Karier Awal dan Transisi ke Liga Eropa
Sebelum mendapat perhatian di tingkat internasional, Nakajima mengawali karier di Jepang sebagai pemain Tokyo Verdy. Dengan bermain hampir sepuluh tahun di klub tersebut, ia mencuri perhatian dengan kemampuan teknik dan permainan andal. Pada 2016, ia memutuskan pindah ke rival sekota, FC Tokyo, yang menjadi langkah penting dalam pengembangan kariernya. Di sana, ia mencatatkan 69 penampilan dengan 14 gol dan 10 assist dalam tiga musim, sebelum hijrah ke Liga Portugal pada 2018.
Momen Menarik di Eropa: Dari Portimonense hingga Antalyaspor
Setelah bergabung dengan Portimonense, Nakajima menunjukkan kemampuannya dalam level lebih tinggi. Di klub Portugal tersebut, ia mencetak 17 gol dan 23 assist dalam 72 pertandingan, membuktikan konsistensinya sebagai pemain berbakat. Namun, setelah meninggalkan Portimonense, ia sempat menimba pengalaman di Qatar, Turki, dan Arab Saudi. Dalam tiga musim di Al-Duhail, FC Porto, Al-Ain, dan Antalyaspor, Nakajima meraih tiga trofi, termasuk Qatar Cup dan dua gelar domestik. Meski di Liga Turki sempat mengalami kejadian tak terduga—diberi kartu merah dalam 20 detik bermain—ia tetap mempertahankan kualitas permainannya.
Kehadiran Nakajima di radar klub seperti Manchester United menunjukkan potensinya di kancah sepak bola dunia. Seperti yang diberitakan oleh Visit Agenda, minat terhadap gelandang muda ini muncul sebelum ia bermain di luar Jepang.

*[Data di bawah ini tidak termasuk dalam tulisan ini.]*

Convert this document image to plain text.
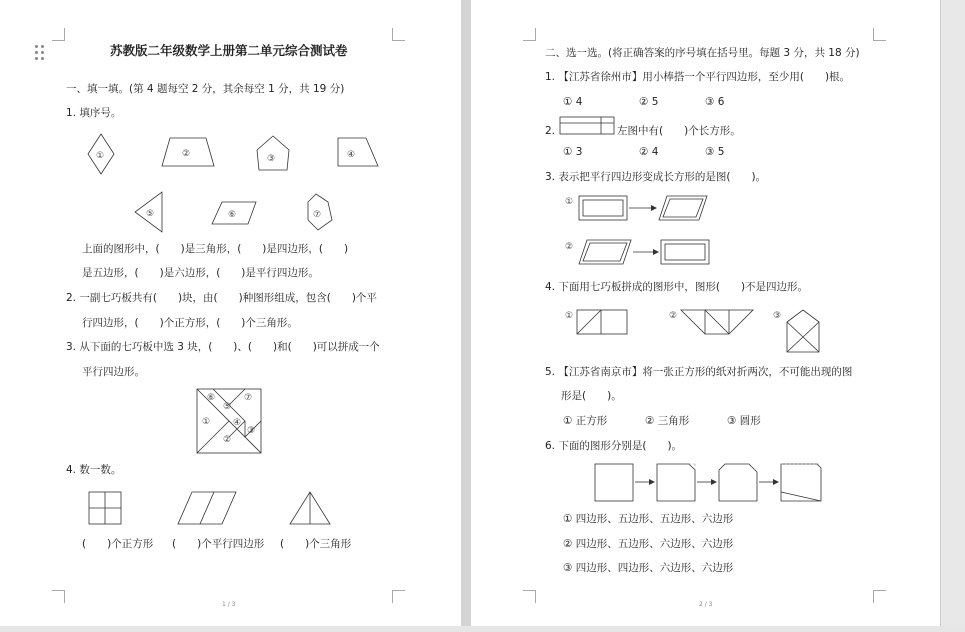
苏教版二年级数学上册第二单元综合测试卷
一、填一填。(第 4 题每空 2 分，其余每空 1 分，共 19 分)
1. 填序号。
①	②	③	④
⑤	⑥	⑦
上面的图形中，(　　)是三角形，(　　)是四边形，(　　)
是五边形，(　　)是六边形，(　　)是平行四边形。
2. 一副七巧板共有(　　)块，由(　　)种图形组成，包含(　　)个平
行四边形，(　　)个正方形，(　　)个三角形。
3. 从下面的七巧板中选 3 块，(　　)、(　　)和(　　)可以拼成一个
平行四边形。
⑥	⑦
⑤
①	④
③
②
4. 数一数。
(　　)个正方形 (　　)个平行四边形 (　　)个三角形
1 / 3
二、选一选。(将正确答案的序号填在括号里。每题 3 分，共 18 分)
1. 【江苏省徐州市】用小棒搭一个平行四边形，至少用(　　)根。
① 4	② 5	③ 6
2.	左图中有(　　)个长方形。
① 3	② 4	③ 5
3. 表示把平行四边形变成长方形的是图(　　)。
①
②
4. 下面用七巧板拼成的图形中，图形(　　)不是四边形。
①	②	③
5. 【江苏省南京市】将一张正方形的纸对折两次，不可能出现的图
形是(　　)。
① 正方形	② 三角形	③ 圆形
6. 下面的图形分别是(　　)。
① 四边形、五边形、五边形、六边形
② 四边形、五边形、六边形、六边形
③ 四边形、四边形、六边形、六边形
2 / 3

Dalam karier yang terus berkembang, Nakajima dikenal sebagai pemain yang mudah beradaptasi di berbagai liga. Dari Jepang ke Portugal, Qatar, Turki, hingga Arab Saudi, ia menunjukkan ketangguhan dalam menghadapi tantangan baru. Kemampuannya dalam menciptakan peluang dan memimpin permainan membuatnya menjadi referensi bagi klub-klub yang mencari pemain dengan visi jangka panjang.
Persija Jakarta, yang tengah berusaha mengejar ambisi kompetitif, menganggap Nakajima sebagai pilihan strategis untuk memperkuat lini tengah. Pemain berusia 23 tahun ini dikenal memiliki kecepatan, akurasi passing, serta kemampuan mengambil inisiatif. Keberhasilannya dalam beberapa liga menunjukkan bahwa ia siap beradaptasi dengan kompetisi level Asia, terutama di Liga 1 Indonesia. Dengan dukungan dari pelatih Shin Tae-yong, Nakajima bisa menjadi penentu perubahan kualitas tim.
Visit Agenda juga mengungkapkan bahwa Persija tidak hanya membidik Nakajima, tetapi juga beberapa nama lain seperti Mariano Peralta, Kyohei Yoshino, Kerim Memija, dan Denis Kolinger. Namun, Nakajima menjadi perhatian utama karena pengalaman internasional dan konsistensinya di berbagai liga. Berita ini menegaskan bahwa Persija sedang menjalani fase transformasi untuk membangun tim yang kompetitif di masa depan.